In general, if you think one more pass around the table would be enough to wrap up the score, let it finish without Candlestick and catch back up with them during downtime. If it's going to be longer than that, take a second to figure out when and how there can be a break in the action of the current score so Candlestick can show back up.

What "conflict" means in this case is informal - a string of uninterrupted action. In some later games in this engine Trauma notes you're out for at least "the scene", which means about the same thing - the current string of actions.

But isn't the entire score a string of uninterrupted action?

That's an easy impression to get, sure! Clocks are ticking over the entire length of a score, and you explicitly haven't got the time to resupply, de-stress, or recover from harm.

As a GM you're encouraged by the GM section to cut to the action and not get caught up in minutia, but all that means is you're fast-forwarding past time that would otherwise be uneventful. That time still exists!
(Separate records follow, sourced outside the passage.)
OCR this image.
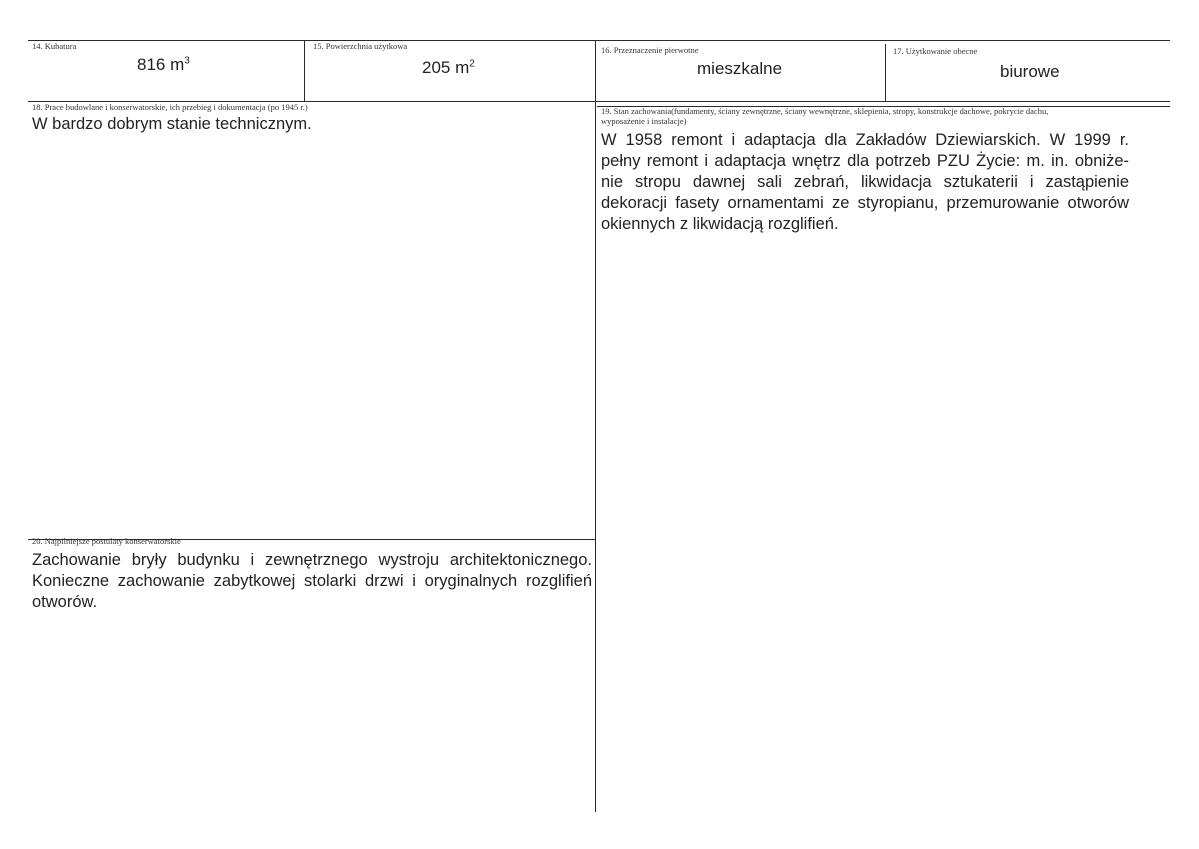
14. Kubatura
816 $m^3$
15. Powierzchnia użytkowa
205 $m^2$
16. Przeznaczenie pierwotne
mieszkalne
17. Użytkowanie obecne
biurowe
18. Prace budowlane i konserwatorskie, ich przebieg i dokumentacja (po 1945 r.)
W bardzo dobrym stanie technicznym.
19. Stan zachowania(fundamenty, ściany zewnętrzne, ściany wewnętrzne, sklepienia, stropy, konstrukcje dachowe, pokrycie dachu,
wyposażenie i instalacje)
W 1958 remont i adaptacja dla Zakładów Dziewiarskich. W 1999 r. pełny remont i adaptacja wnętrz dla potrzeb PZU Życie: m. in. obniże-nie stropu dawnej sali zebrań, likwidacja sztukaterii i zastąpienie dekoracji fasety ornamentami ze styropianu, przemurowanie otworów okiennych z likwidacją rozglifień.
20. Najpilniejsze postulaty konserwatorskie
Zachowanie bryły budynku i zewnętrznego wystroju architektonicznego. Konieczne zachowanie zabytkowej stolarki drzwi i oryginalnych rozglifień otworów.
So, if you're more than "once around the table" from the end of a score, figure out where there's going to be some of that skippable time. Maybe after a score clock resolves in the players' favor. Maybe after they make a big important roll. Maybe they could fill a clock or make a big roll in order to create the time for Candlestick to get back into the score! That could be fun, especially if they were banking on Candlestick's particular talents to finish out the score in the first place.